Monday, November 12, 2012
4 p.m. – 6 p.m.
Joukowsky Forum
Monday, November 12, 2012
4 p.m. – 6 p.m.
Joukowsky Forum
"The Justice Cascade: How Human Rights Prosecutions Are Changing World Politics," with Kathryn Sikkink, Department of Political Science, University of Minnesota.
This lecture will both provide an overview of the main conclusions of Sikkink's 2011 book, The Justice Cascade: How Human Rights Prosecutions are Changing World Politics, and update those conclusions with new research conducted since the book was completed. The Justice Cascade examines the important and controversial new trend of holding political leaders criminally accountable for human rights violations. In just three decades, state leaders have gone from being immune to any accountability for their human rights violations to becoming the subjects of highly publicized trials in Latin America, Europe, and Africa. New research suggests that such trials continue to expand and often result in convictions, including some of high level state officials. In this lecture Sikkink will explore the reasons for the emergence of the Justice Cascade and its effects on human rights practices around the world. She argues that the trend is affecting the behavior of political leaders worldwide, and has the potential to change the face of global politics by helping deter human rights violations in the future.

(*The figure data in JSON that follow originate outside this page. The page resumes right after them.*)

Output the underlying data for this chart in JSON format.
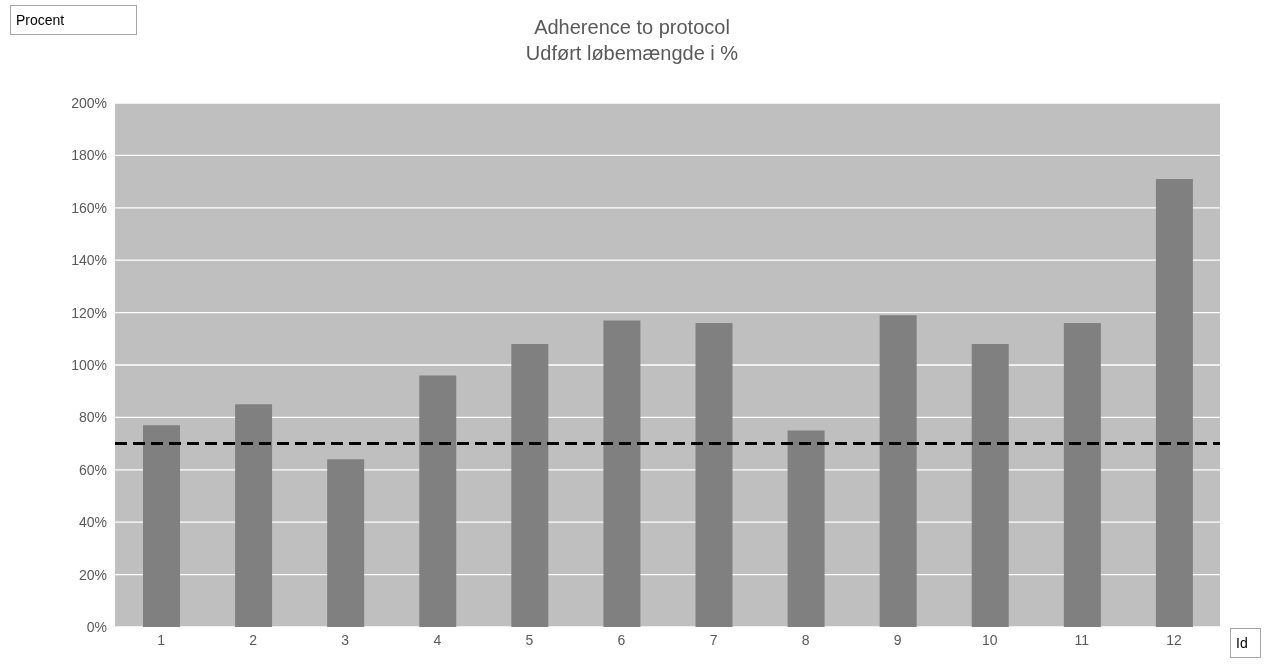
{
  "chart_data": {
    "type": "bar",
    "title": "Adherence to protocol",
    "subtitle": "Udført løbemængde i %",
    "ylabel": "Procent",
    "xlabel": "Id",
    "categories": [
      "1",
      "2",
      "3",
      "4",
      "5",
      "6",
      "7",
      "8",
      "9",
      "10",
      "11",
      "12"
    ],
    "values": [
      77,
      85,
      64,
      96,
      108,
      117,
      116,
      75,
      119,
      108,
      116,
      171
    ],
    "color": "#808080",
    "ylim": [
      0,
      200
    ],
    "yticks": [
      {
        "value": 0,
        "label": "0%"
      },
      {
        "value": 20,
        "label": "20%"
      },
      {
        "value": 40,
        "label": "40%"
      },
      {
        "value": 60,
        "label": "60%"
      },
      {
        "value": 80,
        "label": "80%"
      },
      {
        "value": 100,
        "label": "100%"
      },
      {
        "value": 120,
        "label": "120%"
      },
      {
        "value": 140,
        "label": "140%"
      },
      {
        "value": 160,
        "label": "160%"
      },
      {
        "value": 180,
        "label": "180%"
      },
      {
        "value": 200,
        "label": "200%"
      }
    ],
    "grid": "y",
    "ref_lines": [
      {
        "axis": "y",
        "value": 70,
        "color": "#000000",
        "line_style": "dashed"
      }
    ]
  }
}
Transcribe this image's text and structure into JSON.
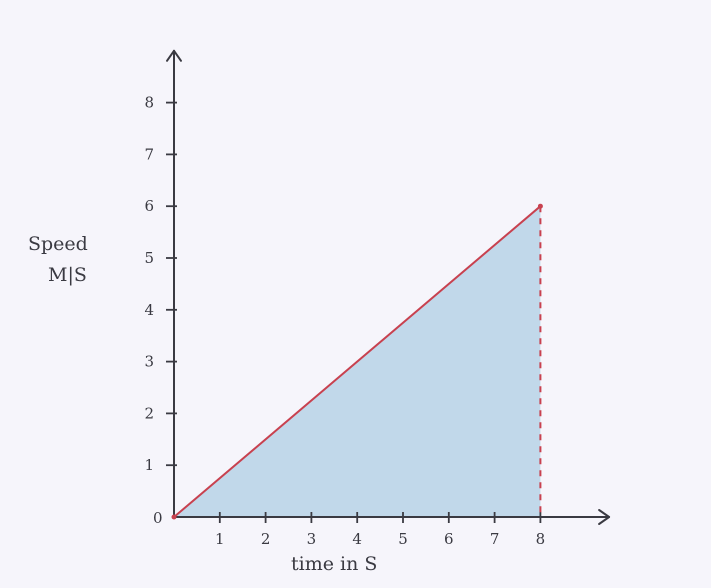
{
  "chart_data": {
    "type": "area",
    "title": "",
    "xlabel": "time in S",
    "ylabel_line1": "Speed",
    "ylabel_line2": "M|S",
    "origin_label": "0",
    "x_ticks": [
      {
        "value": 1,
        "label": "1"
      },
      {
        "value": 2,
        "label": "2"
      },
      {
        "value": 3,
        "label": "3"
      },
      {
        "value": 4,
        "label": "4"
      },
      {
        "value": 5,
        "label": "5"
      },
      {
        "value": 6,
        "label": "6"
      },
      {
        "value": 7,
        "label": "7"
      },
      {
        "value": 8,
        "label": "8"
      }
    ],
    "y_ticks": [
      {
        "value": 1,
        "label": "1"
      },
      {
        "value": 2,
        "label": "2"
      },
      {
        "value": 3,
        "label": "3"
      },
      {
        "value": 4,
        "label": "4"
      },
      {
        "value": 5,
        "label": "5"
      },
      {
        "value": 6,
        "label": "6"
      },
      {
        "value": 7,
        "label": "7"
      },
      {
        "value": 8,
        "label": "8"
      }
    ],
    "xlim": [
      0,
      9.5
    ],
    "ylim": [
      0,
      9
    ],
    "series": [
      {
        "x": [
          0,
          8
        ],
        "y": [
          0,
          6
        ]
      }
    ],
    "drop_line": {
      "x": 8,
      "from_y": 6,
      "to_y": 0
    },
    "grid": false,
    "colors": {
      "line": "#c8414f",
      "fill": "#b7d2e6",
      "axis": "#3a3a42",
      "drop_line": "#c8414f"
    }
  }
}
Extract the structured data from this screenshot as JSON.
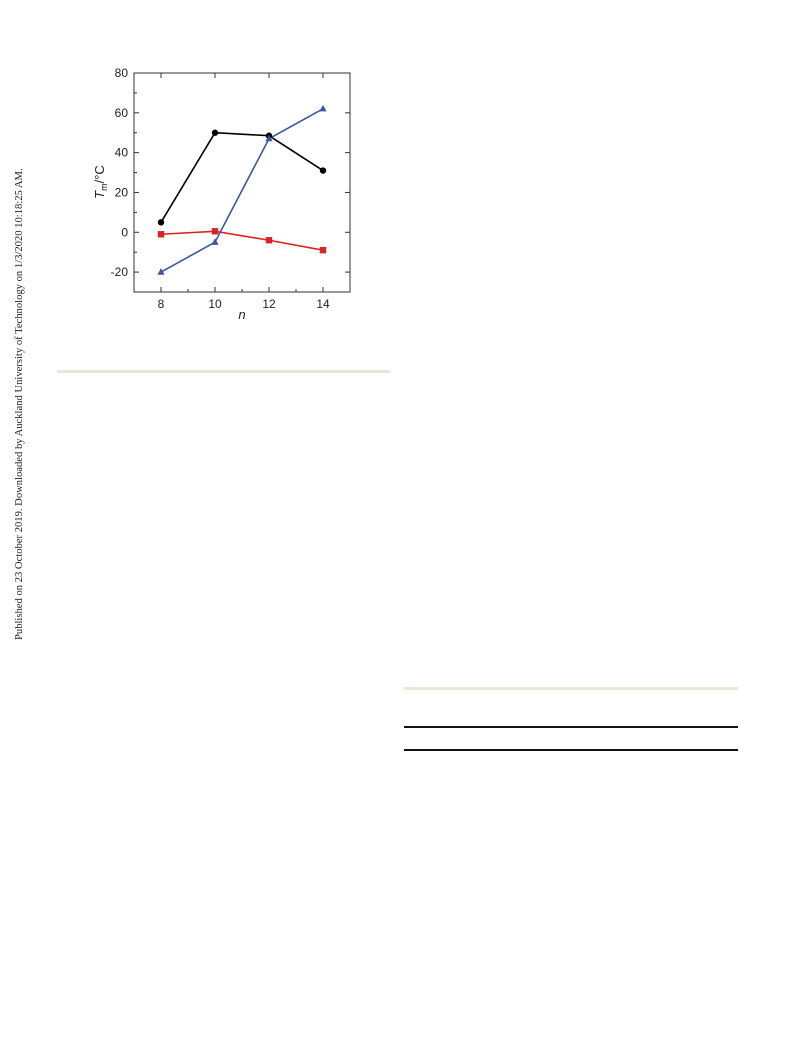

Kathryn Sikkink is a Regents Professor and the McKnight Presidential Chair in Political Science at the University of Minnesota. She holds a Ph.D. from Columbia University. Her publications include The Justice Cascade: How Human Rights Prosecutions are Changing World Politics (awarded the Robert F. Kennedy Center Book Award, and the WOLA/Duke University Award); Mixed Signals: U.S. Human Rights Policy and Latin America; Activists Beyond Borders: Advocacy Networks in International Politics (co-authored with Margaret Keck and awarded the Grawemeyer Award for Ideas for Improving World Order, and the ISA Chadwick Alger Award for Best Book in the area of International Organizations); and The Power of Human Rights: International Norms and Domestic Change (co-edited with Thomas Risse and Stephen Ropp). Sikkink has been a Fulbright Scholar in Argentina and a Guggenheim fellow. She is a fellow of the American Association for Arts and Sciences and the Council of Foreign Relations, and a member of the editorial board of the International Studies Quarterly, International Organization, and the American Political Science Review.
Reception to follow.
Location: Joukowsky Forum, Watson Institute, 111 Thayer Street.